Advanced options are not yet enabled for this truss type yet, so sheathing, fascia, rake will have to come later.


After adding Bowstring and Bow Barrel trusses the only common other round truss type is the Barrel Vault. The problem with this type of truss is the webs get messy or at least hard to predicate because of the interplay between the vault and the pitched roof above it. In an effort to better understand this type of roof/ceiling configuration I’ve created the matrix below:

High Res. PDF copy here:

I am trying to predict the max. height of the vault given a specific roof pitch and and vault width to span ratio. Perhaps I am recreating the wheel and some architect or designer has devised a method to create the perfect barrel vault given a roof pitch and other criteria.

I would be interested in what other opinions are on this matter.


Using a typical Barrel Vault 8/7+4 or 8/7+2 configuration I come up with the following triangulations.

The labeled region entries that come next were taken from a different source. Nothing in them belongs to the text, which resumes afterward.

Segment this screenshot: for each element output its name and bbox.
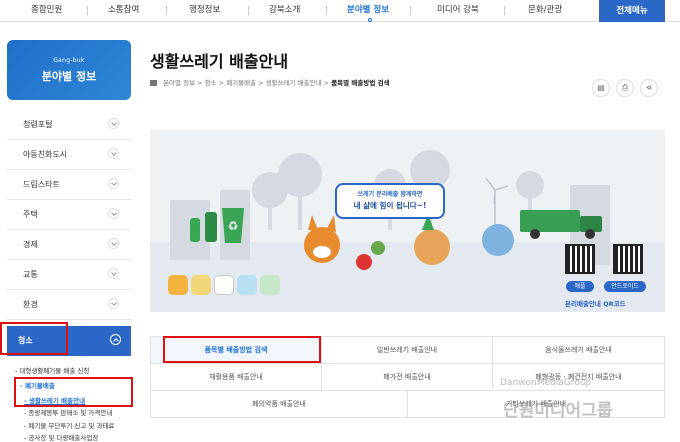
sidebar-item-label: 교통 [23,270,38,279]
chevron-down-icon [108,178,119,189]
sidebar-item-label: 드림스타트 [23,180,60,189]
nav-item-about[interactable]: 강북소개 [269,3,300,15]
tab-recyclables[interactable]: 재활용품 배출안내 [150,363,322,391]
breadcrumb-item[interactable]: 생활쓰레기 배출안내 [266,79,322,87]
tab-general-waste[interactable]: 일반쓰레기 배출안내 [321,336,493,364]
sidebar-item-traffic[interactable]: 교통 [7,260,131,290]
sidebar-item-dreamstart[interactable]: 드림스타트 [7,170,131,200]
campaign-sign-line1: 쓰레기 분리배출 함께하면 [357,191,423,198]
nav-item-field-info[interactable]: 분야별 정보 [347,3,389,15]
all-menu-button[interactable]: 전체메뉴 [599,0,665,22]
nav-divider [504,6,505,15]
sidebar-header-title: 분야별 정보 [41,70,97,83]
sidebar-item-label: 주택 [23,210,38,219]
can-icon [168,275,188,295]
qr-code-ios[interactable] [565,244,595,274]
bookmark-icon[interactable]: ▤ [592,79,610,97]
chevron-down-icon [108,208,119,219]
breadcrumb-item[interactable]: 분야별 정보 [163,79,195,87]
nav-item-admin-info[interactable]: 행정정보 [189,3,220,15]
chevron-down-icon [108,238,119,249]
qr-code-label: 분리배출안내 QR코드 [565,300,626,308]
submenu-item-construction[interactable]: - 공사장 및 다량배출사업장 [24,432,98,442]
vinyl-icon [237,275,257,295]
submenu-item-bag-shops[interactable]: - 종량제봉투 판매소 및 가격안내 [24,407,112,417]
share-icon[interactable]: ⋖ [640,79,658,97]
sidebar-menu: 청렴포털 아동친화도시 드림스타트 주택 경제 교통 환경 [7,110,131,320]
chevron-down-icon [108,298,119,309]
sidebar-item-economy[interactable]: 경제 [7,230,131,260]
top-navigation: 종합민원 소통참여 행정정보 강북소개 분야별 정보 미디어 강북 문화/관광 … [0,0,680,22]
sidebar-item-label: 청렴포털 [23,120,53,129]
nav-item-civil[interactable]: 종합민원 [31,3,62,15]
nav-divider [87,6,88,15]
glass-icon [260,275,280,295]
nav-item-culture[interactable]: 문화/관광 [528,3,562,15]
chevron-down-icon [108,148,119,159]
print-icon[interactable]: ⎙ [616,79,634,97]
breadcrumb-current: 품목별 배출방법 검색 [331,79,390,87]
sidebar-item-child-friendly[interactable]: 아동친화도시 [7,140,131,170]
qr-code-android[interactable] [613,244,643,274]
svg-text:♻: ♻ [228,219,239,233]
highlight-box [14,377,133,407]
sidebar-item-label: 아동친화도시 [23,150,68,159]
chevron-down-icon [108,118,119,129]
qr-android-button[interactable]: 안드로이드 [604,281,646,292]
nav-divider [248,6,249,15]
watermark-en: DanwonMediaGroup [500,378,592,388]
sidebar-item-integrity[interactable]: 청렴포털 [7,110,131,140]
nav-divider [326,6,327,15]
sidebar-header: Gang-buk 분야별 정보 [7,40,131,100]
waste-category-icons [168,275,283,299]
chevron-up-icon [110,334,121,345]
nav-divider [410,6,411,15]
paper-icon [191,275,211,295]
submenu-item-large-waste[interactable]: - 대형생활폐기물 배출 신청 [15,365,89,375]
sidebar-item-label: 환경 [23,300,38,309]
tab-food-waste[interactable]: 음식물쓰레기 배출안내 [492,336,665,364]
submenu-item-illegal-dumping[interactable]: - 폐기물 무단투기 신고 및 과태료 [24,420,114,430]
sidebar-item-housing[interactable]: 주택 [7,200,131,230]
nav-divider [166,6,167,15]
chevron-down-icon [108,268,119,279]
nav-item-participation[interactable]: 소통참여 [108,3,139,15]
home-icon[interactable] [150,80,157,86]
breadcrumb: 분야별 정보 > 청소 > 폐기물배출 > 생활쓰레기 배출안내 > 품목별 배… [150,77,390,87]
sidebar-header-en: Gang-buk [53,57,85,64]
breadcrumb-item[interactable]: 폐기물배출 [226,79,256,87]
page-title: 생활쓰레기 배출안내 [150,52,289,71]
qr-ios-button[interactable]: 애플 [566,281,594,292]
campaign-sign: 쓰레기 분리배출 함께하면 내 삶에 힘이 됩니다~! [335,183,445,219]
watermark-ko: 단원미디어그룹 [503,401,613,421]
plastic-icon [214,275,234,295]
campaign-sign-line2: 내 삶에 힘이 됩니다~! [353,201,427,210]
tab-medicine[interactable]: 폐의약품 배출안내 [150,390,408,418]
active-indicator [368,18,372,22]
sidebar-item-environment[interactable]: 환경 [7,290,131,320]
breadcrumb-item[interactable]: 청소 [205,79,217,87]
sidebar-item-label: 경제 [23,240,38,249]
highlight-box [0,322,68,355]
tab-appliances[interactable]: 폐가전 배출안내 [321,363,493,391]
highlight-box [163,336,321,363]
nav-item-media[interactable]: 미디어 강북 [437,3,479,15]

I’m sure there are other methods of configuring these webs but for the purposes of the plugin I think these solutions will suffice for now:

High Resolution PDF copy here:

Based on this matrix I’ve been able to come up with a simple algorithm for the triangulation of this truss type. I’ll admit the barrel vault truss is one handsome devil.


A 9:12 barrel vault truss with a 16’ wide barrel:

The design of this type of truss is controlled by the following parameters:

1.) Out-to-out span
2.) Top chord pitch
3.) Barrel vault width
4.) Barrel vault radius

Assuming a typical web configuration as shown above the truss design is really only dependent on these four inputs. Minor details with regards to member depths, overhangs and ply thickness also factor in as well but don’t really change much.

I can also see the possibility of running a raised heel variant but I don’t know how common that would be.

Has anyone ever seen a gable end version of this truss type? My thinking is that it might make more sense to just use a common gable truss otherwise you would be looking at some very complicated wall framing below the truss.


It’s a common roof type here in Hawaii. They are used with gable ends as you’ve shown, but are also used in a hip configuration with the steeper top chord forming a dutch hip.

I’m interested in both the truss configuration as well as a conventional cut roof (rafters). Using rafters allows for a more dramatic vaulted ceiling effect. Trusses, however are more economical.

Thanks for incorporating this roof type. Looking forward to the advanced options, maybe with the hip option?, when you get the time.

Thanks, Ron


I would be interested in looking at any drawings or photos you have of the hip configuration of the polynesian truss. I will need something like this to assist me in adding this additional feature into the advanced options.

I would also be interested in adding a conventional rafter roof for this configuration however again I need some pictures of additional information so that I get it right.